Le Directoire ou le règne de l’exception ?

18Le 10 mai 1796 (21 floréal an IV), à la suite de l’arrestation de Babeuf, les conseils législatifs excluent de Paris les résidents et citoyens nés à l’étranger, sauf ceux qui ont été autorisés à rester par le Directoire, inaugurant ainsi une politique de l’exception. Parmi ceux-ci figurent des citoyens américains. Paine obtient cette autorisation exceptionnelle le 13 mai, non pas en tant que citoyen né hors de France, mais en tant qu’ex-conventionnel, ce qui en fait, une fois de plus, un cas particulier. Il intercède néanmoins en faveur d’autres résidents « anglo-américains », tel John Martin, citoyen américain ayant entretenu des liens avec Benjamin Franklin, Richard Price et Joseph Priestley, et qui obtient cette autorisation le 22 mai sur la recommandation conjointe de Paine et de James Monroe qui a succédé à Gouverneur Morris au poste d’ambassadeur des États-Unis en France.

  • 31 AN, AF/III/264, plaquette 1, dossier 264.
  • 32 AN, F/7/7300, dossier 3246. L’affaire XYZ est un épisode politico-diplomatique qui eut lieu en 1797 (...)
  • 33 AN, F/7/7310, dossier 4509.

19En novembre 1796, James Monroe est démis de ses fonctions par Washington. Le 1er décembre, Paine conseille au Directoire d’attendre la confirmation de son successeur, Charles Cotesworth Pinckney, par le Sénat américain avant de le recevoir officiellement comme ambassadeur31. Ce n’est toutefois pas seulement l’avis de Paine qui conduit le Directoire à refuser d’accréditer Pinckney en décembre 1796. S’ouvre ensuite une période où il n’y a plus de chef officiel de la diplomatie américaine en France, en dehors du consul général, Fulwar Skipwith, et des consuls dans les villes de province. Cette situation est une source d’inquiétude manifeste pour les Américains résidant à Paris, dont le statut paraît précaire, comme en témoigne la lettre que Paine envoie en anglais à Sotin, le ministre de la Police générale, le 22 septembre 1797, quinze jours après la répression du 18 fructidor contre les royalistes. Paine lui demande de préciser la position du Directoire à l’égard des Américains à Paris, ajoutant que lui et ses concitoyens attendent l’arrivée des commissaires américains (qui se terminera par l’affaire XYZ32). C’est également Paine qui intercède en faveur d’un couple d’Américains, Ebenezer et Anna May, à l’automne 1797 afin de leur obtenir un passeport33.

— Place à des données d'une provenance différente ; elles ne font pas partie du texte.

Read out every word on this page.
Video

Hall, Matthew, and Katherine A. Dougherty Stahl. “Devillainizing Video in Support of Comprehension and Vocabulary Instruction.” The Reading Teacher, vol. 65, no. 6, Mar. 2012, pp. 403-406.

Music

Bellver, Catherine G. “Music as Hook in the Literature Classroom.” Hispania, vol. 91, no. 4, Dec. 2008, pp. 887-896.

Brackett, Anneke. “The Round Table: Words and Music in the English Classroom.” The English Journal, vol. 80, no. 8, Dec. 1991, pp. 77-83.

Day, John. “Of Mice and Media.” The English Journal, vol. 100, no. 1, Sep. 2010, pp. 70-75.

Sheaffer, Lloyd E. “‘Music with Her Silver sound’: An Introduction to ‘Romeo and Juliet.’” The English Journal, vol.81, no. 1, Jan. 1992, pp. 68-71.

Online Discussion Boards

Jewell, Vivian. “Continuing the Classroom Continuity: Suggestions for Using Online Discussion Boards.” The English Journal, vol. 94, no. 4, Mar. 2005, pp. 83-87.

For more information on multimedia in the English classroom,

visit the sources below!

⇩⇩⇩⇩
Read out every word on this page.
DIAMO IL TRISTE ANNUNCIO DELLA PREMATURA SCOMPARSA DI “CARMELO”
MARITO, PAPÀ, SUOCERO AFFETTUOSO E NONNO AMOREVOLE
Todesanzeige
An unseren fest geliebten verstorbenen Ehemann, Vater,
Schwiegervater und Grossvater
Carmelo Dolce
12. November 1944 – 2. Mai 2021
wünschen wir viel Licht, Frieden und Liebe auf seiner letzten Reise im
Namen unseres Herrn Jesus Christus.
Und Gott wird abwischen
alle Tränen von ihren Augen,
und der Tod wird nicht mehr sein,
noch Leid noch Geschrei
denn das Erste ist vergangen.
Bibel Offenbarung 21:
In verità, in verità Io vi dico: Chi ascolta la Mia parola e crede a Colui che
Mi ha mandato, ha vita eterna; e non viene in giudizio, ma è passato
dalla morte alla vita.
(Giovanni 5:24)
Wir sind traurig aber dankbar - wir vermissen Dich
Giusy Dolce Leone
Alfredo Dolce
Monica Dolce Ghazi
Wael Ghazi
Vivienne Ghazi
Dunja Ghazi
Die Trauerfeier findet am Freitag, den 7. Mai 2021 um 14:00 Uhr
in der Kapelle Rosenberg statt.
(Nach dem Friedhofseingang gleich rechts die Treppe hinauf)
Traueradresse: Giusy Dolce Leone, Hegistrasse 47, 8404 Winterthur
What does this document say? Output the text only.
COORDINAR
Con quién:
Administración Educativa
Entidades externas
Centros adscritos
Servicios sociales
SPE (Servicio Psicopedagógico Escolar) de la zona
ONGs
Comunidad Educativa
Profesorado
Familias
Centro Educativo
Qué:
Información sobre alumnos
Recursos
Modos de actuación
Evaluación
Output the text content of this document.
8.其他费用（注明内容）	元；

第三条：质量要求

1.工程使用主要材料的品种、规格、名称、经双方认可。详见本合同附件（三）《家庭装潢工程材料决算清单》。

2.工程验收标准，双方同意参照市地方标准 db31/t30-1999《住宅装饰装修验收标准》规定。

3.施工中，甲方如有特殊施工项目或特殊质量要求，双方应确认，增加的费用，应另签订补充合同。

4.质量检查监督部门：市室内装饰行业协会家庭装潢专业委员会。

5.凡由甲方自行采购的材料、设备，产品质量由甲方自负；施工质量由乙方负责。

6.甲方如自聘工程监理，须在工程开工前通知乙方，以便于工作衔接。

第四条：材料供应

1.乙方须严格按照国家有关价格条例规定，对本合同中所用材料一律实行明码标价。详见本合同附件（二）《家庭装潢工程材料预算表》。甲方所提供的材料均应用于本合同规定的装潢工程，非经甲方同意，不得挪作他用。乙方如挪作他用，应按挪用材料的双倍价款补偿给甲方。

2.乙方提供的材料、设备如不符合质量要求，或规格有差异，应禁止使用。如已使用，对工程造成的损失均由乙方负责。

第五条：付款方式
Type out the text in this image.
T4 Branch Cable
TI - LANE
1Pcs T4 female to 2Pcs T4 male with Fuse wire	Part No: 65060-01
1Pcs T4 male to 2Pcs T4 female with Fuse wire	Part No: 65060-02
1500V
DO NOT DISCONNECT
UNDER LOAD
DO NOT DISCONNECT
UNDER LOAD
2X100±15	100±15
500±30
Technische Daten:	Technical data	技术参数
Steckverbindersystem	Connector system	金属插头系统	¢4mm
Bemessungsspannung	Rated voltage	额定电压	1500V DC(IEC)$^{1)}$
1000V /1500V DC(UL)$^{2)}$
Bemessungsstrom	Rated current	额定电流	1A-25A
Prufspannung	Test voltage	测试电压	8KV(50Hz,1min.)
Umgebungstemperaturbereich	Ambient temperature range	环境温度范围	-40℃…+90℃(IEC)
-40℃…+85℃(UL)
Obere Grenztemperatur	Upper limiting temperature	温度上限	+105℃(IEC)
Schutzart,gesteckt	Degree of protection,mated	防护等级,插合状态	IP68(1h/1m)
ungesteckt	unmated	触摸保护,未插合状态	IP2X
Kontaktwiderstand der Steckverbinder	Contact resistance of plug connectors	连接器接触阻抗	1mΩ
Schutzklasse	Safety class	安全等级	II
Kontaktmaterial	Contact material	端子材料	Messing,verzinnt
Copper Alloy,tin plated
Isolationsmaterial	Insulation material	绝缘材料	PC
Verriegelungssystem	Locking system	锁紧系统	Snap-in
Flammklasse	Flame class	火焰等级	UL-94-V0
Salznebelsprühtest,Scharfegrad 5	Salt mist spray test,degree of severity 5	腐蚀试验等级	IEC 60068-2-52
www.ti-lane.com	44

20Ce genre d’intercessions s’avère d’autant plus nécessaire que les passeports accordés par les autorités diplomatiques américaines officielles sont contestés par le Directoire à partir de 1796. Le 30 septembre, avant même le rappel de Monroe, le gouvernement français dénonce le comportement du consul des États-Unis à Hambourg et l’accuse d’avoir fourni de faux passeports américains à des Anglais ou plus exactement de « donner des passeports à des Anglais sous le titre d’Anglo-Américains ». Il semble que la crise diplomatique soit déjà amorcée. À partir du 8 janvier 1797, c’est le « le ministre de la Police générale [qui] sera chargé de la délivrance des passeports aux citoyens des États-Unis d’Amérique ». La crise s’aggrave lorsque, le 10 avril, le Directoire annonce que les passeports délivrés par des ministres et envoyés diplomatiques des États-Unis ne seront plus reconnus par la France. Le 4 juillet, date symbolique, le Directoire accepte néanmoins d’accorder des passeports aux Américains qui veulent se rendre à Paris, à condition qu’ils n’aient pas de créances.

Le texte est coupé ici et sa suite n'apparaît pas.